Yani konjonktür radikal şekilde değişirse… Kuzey Irak “federe” bir statüdeyken, şimdi de Suriye’de PKK “kazan kazan” oynamıyor mu? Suriye’deki Kürt coğrafyasında fiili denetimi ele almak üzere, yani şimdiki rejim değişmezse burası denetiminde kalacak, değişirse yine denetiminde kalacak gibi… TC-ABD mutlaka bu gelişmeleri de hesaba katıyordur.

Zaten son haftalarda yaşanan karmaşık trafikten ve imalı demeçlerden anlaşıldığı kadarıyla, adeta perde gerisinde bir şeyler oluyormuş havası var. Sanki yeni adımlar atılacakmış da atılmıyormuş ya da vakti gelmemiş ya da vakti gelince atılacakmış gibi bir izlenim yaratılıyor. Ramazan ayı münasebetiyle bir ateşkes daha gündeme gelebilirmiş. PKK elbette, önceki Oslo sürecindeki gibi yine “aldatılmış” sayılmak istemiyor. Şimdilik herkes ellerindeki en güçlü kozları göstermekle yetiniyor.

Ortadoğu’da mutedil (ılımlı) İslamcılara bir süredir cengâver misyonu biçilmişti ve bu yüzden AKP de (Sudan’daki vahşeti bile “sudan mesele” görürken) Suriye sınırında, Hatay civarında konuşlanmış, bölgesel güç olmaya soyunmuştu. Ama çırçıplak dımdızlak ortada bırakıldı. Ve böylece Suriye sınırına, yani hata’dan Hatay’a koştuğuyla kaldı. Çünkü “Batılı güçler” Suriye’de ne yapacaklarını henüz tam kestiremediklerinden, aynı mutedil İslamcılara hiç olmazsa bir süreliğine itidal tavsiye etmeye koyulmuşlardı.

Bütün bunları niye hatırlatıyorum? Belki hâlâ AKP’den Kürt sorununda makul çözüm bekleyenler vardır diye… Dikkat ediyorsanız, AKP’nin yıldızlarının yaldızları sadece dış politikada değil her alanda dökülmeye başladı. Samsun’daki son sel felaketiyle konut alanındaki “yıldızı” TOKİ bile iflas etti.

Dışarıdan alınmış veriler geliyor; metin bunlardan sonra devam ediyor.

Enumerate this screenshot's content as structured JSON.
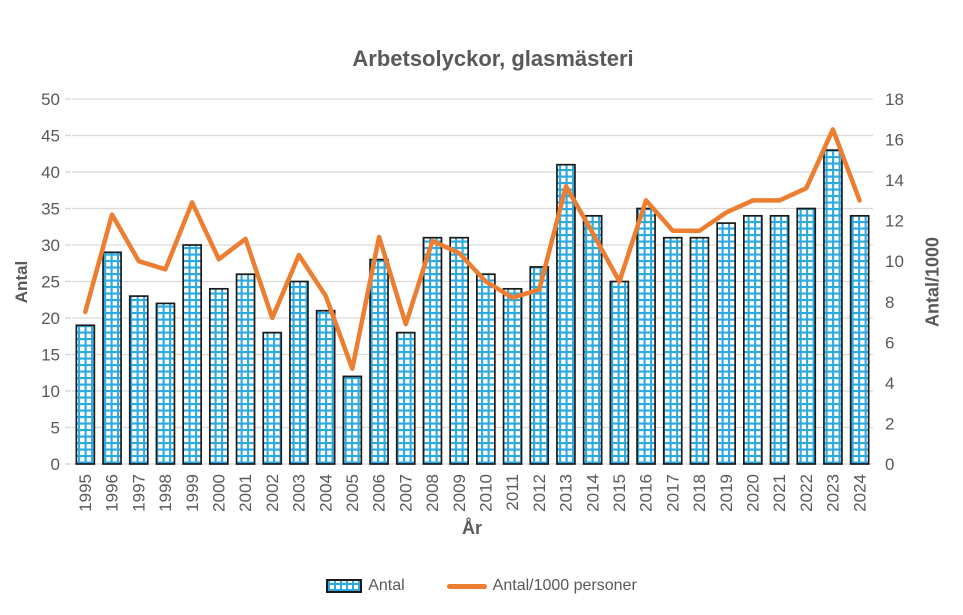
{
  "title": "Arbetsolyckor, glasmästeri",
  "legend": {
    "bar_label": "Antal",
    "line_label": "Antal/1000 personer"
  },
  "axes": {
    "x_title": "År",
    "y_left_title": "Antal",
    "y_right_title": "Antal/1000",
    "y_left": {
      "min": 0,
      "max": 50,
      "step": 5
    },
    "y_right": {
      "min": 0,
      "max": 18,
      "step": 2
    }
  },
  "colors": {
    "bar_pattern_blue": "#2BA9E0",
    "bar_border": "#1a1a1a",
    "line_orange": "#ED7D31",
    "gridline": "#D9D9D9",
    "tick_text": "#595959",
    "title_text": "#595959"
  },
  "chart_data": {
    "type": "combo",
    "title": "Arbetsolyckor, glasmästeri",
    "xlabel": "År",
    "ylabel_left": "Antal",
    "ylabel_right": "Antal/1000",
    "ylim_left": [
      0,
      50
    ],
    "ylim_right": [
      0,
      18
    ],
    "grid": true,
    "legend_position": "bottom",
    "categories": [
      "1995",
      "1996",
      "1997",
      "1998",
      "1999",
      "2000",
      "2001",
      "2002",
      "2003",
      "2004",
      "2005",
      "2006",
      "2007",
      "2008",
      "2009",
      "2010",
      "2011",
      "2012",
      "2013",
      "2014",
      "2015",
      "2016",
      "2017",
      "2018",
      "2019",
      "2020",
      "2021",
      "2022",
      "2023",
      "2024"
    ],
    "series": [
      {
        "name": "Antal",
        "type": "bar",
        "axis": "left",
        "values": [
          19,
          29,
          23,
          22,
          30,
          24,
          26,
          18,
          25,
          21,
          12,
          28,
          18,
          31,
          31,
          26,
          24,
          27,
          41,
          34,
          25,
          35,
          31,
          31,
          33,
          34,
          34,
          35,
          43,
          34
        ]
      },
      {
        "name": "Antal/1000 personer",
        "type": "line",
        "axis": "right",
        "values": [
          7.5,
          12.3,
          10.0,
          9.6,
          12.9,
          10.1,
          11.1,
          7.2,
          10.3,
          8.3,
          4.7,
          11.2,
          6.9,
          11.0,
          10.4,
          9.0,
          8.2,
          8.6,
          13.7,
          11.4,
          9.0,
          13.0,
          11.5,
          11.5,
          12.4,
          13.0,
          13.0,
          13.6,
          16.5,
          13.0
        ]
      }
    ]
  }
}
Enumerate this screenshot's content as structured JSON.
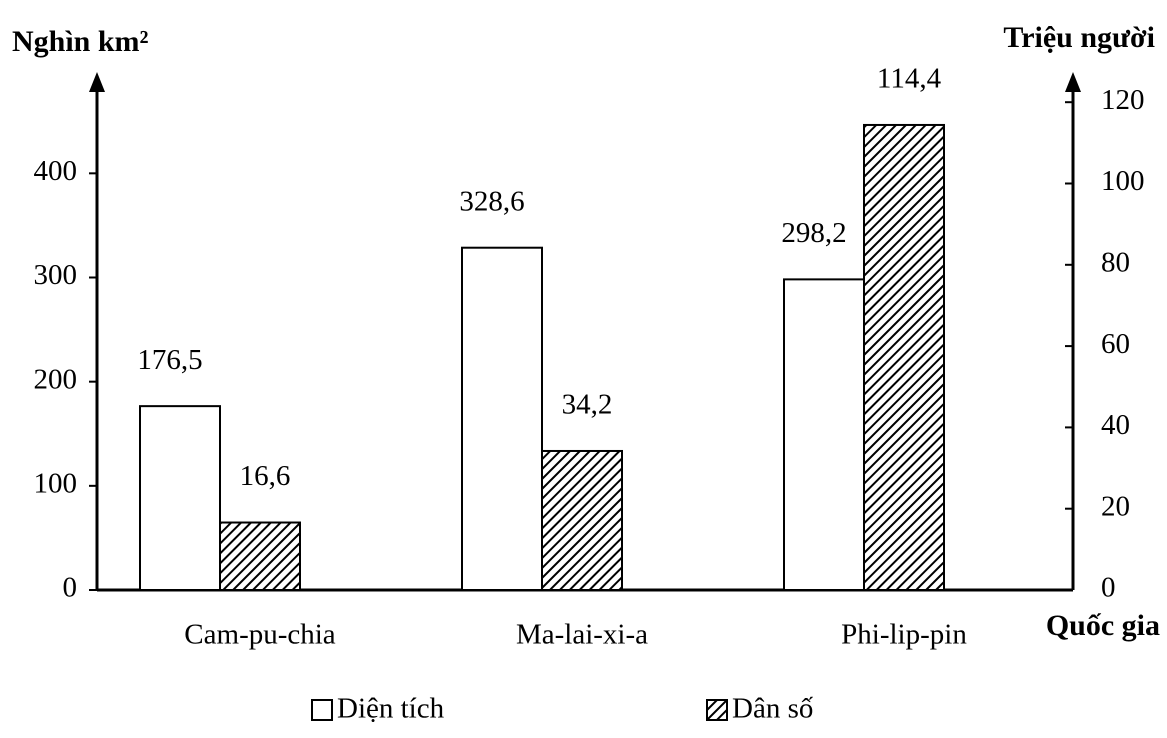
{
  "chart_data": {
    "type": "bar",
    "y_label": "Nghìn km²",
    "y2_label": "Triệu người",
    "x_label": "Quốc gia",
    "categories": [
      "Cam-pu-chia",
      "Ma-lai-xi-a",
      "Phi-lip-pin"
    ],
    "series": [
      {
        "name": "Diện tích",
        "color": "#ffffff",
        "values": [
          176.5,
          328.6,
          298.2
        ],
        "value_labels": [
          "176,5",
          "328,6",
          "298,2"
        ]
      },
      {
        "name": "Dân số",
        "color": "#000000",
        "pattern": "hatch",
        "axis": "y2",
        "values": [
          16.6,
          34.2,
          114.4
        ],
        "value_labels": [
          "16,6",
          "34,2",
          "114,4"
        ]
      }
    ],
    "ylim": [
      0,
      480
    ],
    "yticks": [
      0,
      100,
      200,
      300,
      400
    ],
    "y2lim": [
      0,
      123
    ],
    "y2ticks": [
      0,
      20,
      40,
      60,
      80,
      100,
      120
    ],
    "grid": false
  }
}
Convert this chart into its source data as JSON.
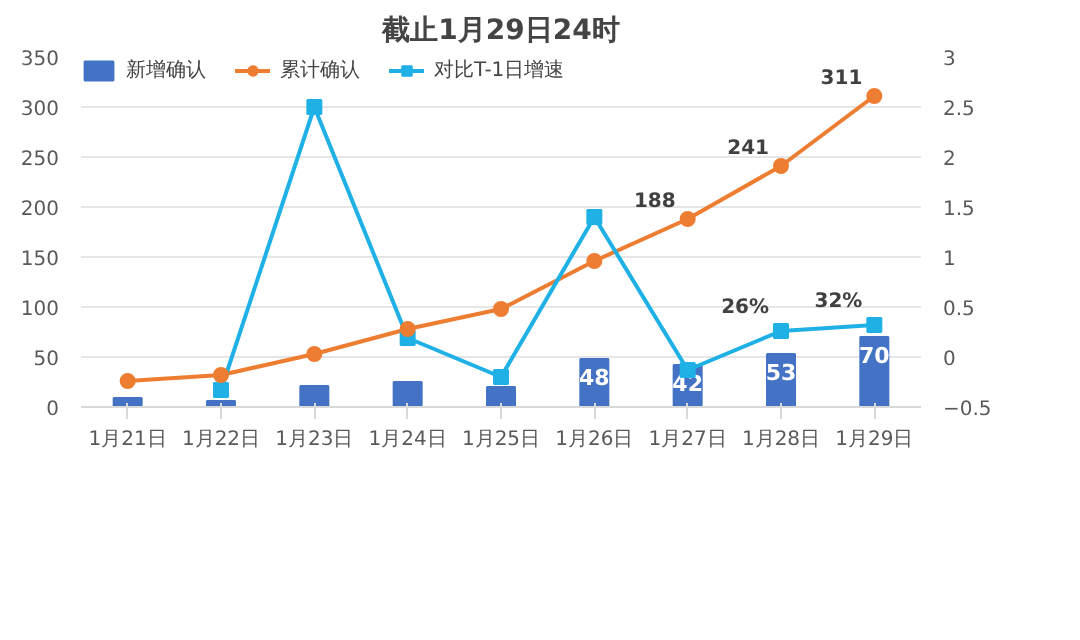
{
  "chart_data": {
    "type": "bar",
    "title": "截止1月29日24时",
    "categories": [
      "1月21日",
      "1月22日",
      "1月23日",
      "1月24日",
      "1月25日",
      "1月26日",
      "1月27日",
      "1月28日",
      "1月29日"
    ],
    "series": [
      {
        "name": "新增确认",
        "color": "#4472c4",
        "values": [
          9,
          6,
          21,
          25,
          20,
          48,
          42,
          53,
          70
        ],
        "value_labels": [
          null,
          null,
          null,
          null,
          null,
          "48",
          "42",
          "53",
          "70"
        ]
      },
      {
        "name": "累计确认",
        "type": "line",
        "color": "#ed7d31",
        "marker": "circle",
        "values": [
          26,
          32,
          53,
          78,
          98,
          146,
          188,
          241,
          311
        ],
        "value_labels": [
          null,
          null,
          null,
          null,
          null,
          null,
          "188",
          "241",
          "311"
        ]
      },
      {
        "name": "对比T-1日增速",
        "type": "line",
        "axis": "y2",
        "color": "#1fb1e6",
        "marker": "square",
        "values": [
          null,
          -0.33,
          2.5,
          0.19,
          -0.2,
          1.4,
          -0.13,
          0.26,
          0.32
        ],
        "value_labels": [
          null,
          null,
          null,
          null,
          null,
          null,
          null,
          "26%",
          "32%"
        ]
      }
    ],
    "ylim": [
      0,
      350
    ],
    "yticks": [
      0,
      50,
      100,
      150,
      200,
      250,
      300,
      350
    ],
    "y2lim": [
      -0.5,
      3
    ],
    "y2ticks": [
      -0.5,
      0,
      0.5,
      1,
      1.5,
      2,
      2.5,
      3
    ],
    "grid": "y",
    "legend": "top left",
    "line_style": "solid"
  }
}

Ama “yine” bir punduna getirip işleri “toparlamış” görünebilirler, orası ayrı... Lakin özellikle şu günlerde mesela “Ne olacak bu Kürtlerin hali?” sorusuna muhatap olacak mecalleri dahi yok…

Hâlbuki karmaşık/zor gibi görülen bu “soru”nun basit (net/açık) cevabı var: Şimdiki hâkim zihniyetle Kürtlerin hallerinde bir düzelme olamaz, böylece “memleketin hali” de farklı olamaz.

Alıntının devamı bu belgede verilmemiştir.